Greece has its general election Sunday, called early under an automatic constitutional trigger provision given a deadlock over selection of the (mostly ceremonial) president.
I ask about a “2015a” because that is how sources sometimes designate an election when it is the first of two in a given year, and it would not be surprising if another election were needed soon, under another of Greece’s triggers for early elections–deadlock over forming a coalition. Will there be a “2015b” as there was a 2012b?
Is this election being held under open or closed lists? The usual form is open, but when an election is early in the “2012a, 2012b” style, the second election is under closed lists. I assume open, because it seems the provision for closed applies not to any early election, but just to one held within 18 months of the preceding one.

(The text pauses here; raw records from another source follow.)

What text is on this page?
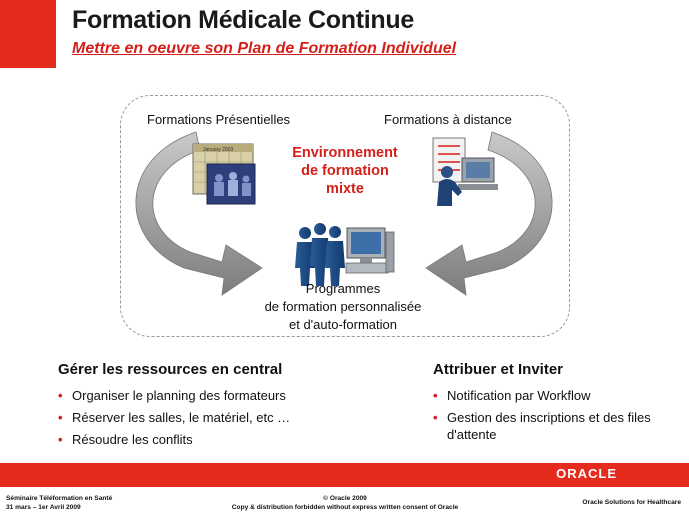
Formation Médicale Continue
Mettre en oeuvre son Plan de Formation Individuel
January 2003
Formations Présentielles	Formations à distance
Environnement
de formation
mixte
Programmes
de formation personnalisée
et d'auto-formation
Gérer les ressources en central
• Organiser le planning des formateurs
• Réserver les salles, le matériel, etc …
• Résoudre les conflits
Attribuer et Inviter
• Notification par Workflow
• Gestion des inscriptions et des files d'attente
ORACLE
Séminaire Téléformation en Santé
31 mars – 1er Avril 2009
© Oracle 2009
Copy & distribution forbidden without express written consent of Oracle
Oracle Solutions for Healthcare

Polls during the current campaign have shown the Syriza (Radical Left) party with a steady and increasing lead. If that proves correct, the country’s “bonus adjusted PR” would give Syriza an automatic 50 seats out of the 300, before allocating the rest of the seats proportionally among those parties that clear the 3% national threshold. It probably needs to win around 40% to get a single-party majority–lower, if a lot of votes are wasted on sub-threshold parties. At least one of the polls has Syria at 36%, which suggests a majority of seats is not out of the question for the party.
If Syriza emerges with 120-130 seats, it may be hard for it to assemble coalition or support parties to get it over 151, in which case a second election would loom. If it is around 140+, we might see it form a minority government that the opposition would wait for the right moment to topple.
As for the presidency, the newly elected parliament can elect a president with a simple majority. The constitution prescribes that this newly elected parliament must complete this task before forming a government (see Art. 32:4), which means the parties may make trades among presidential selection, government formation, and policy priorities, if there is no party with a majority.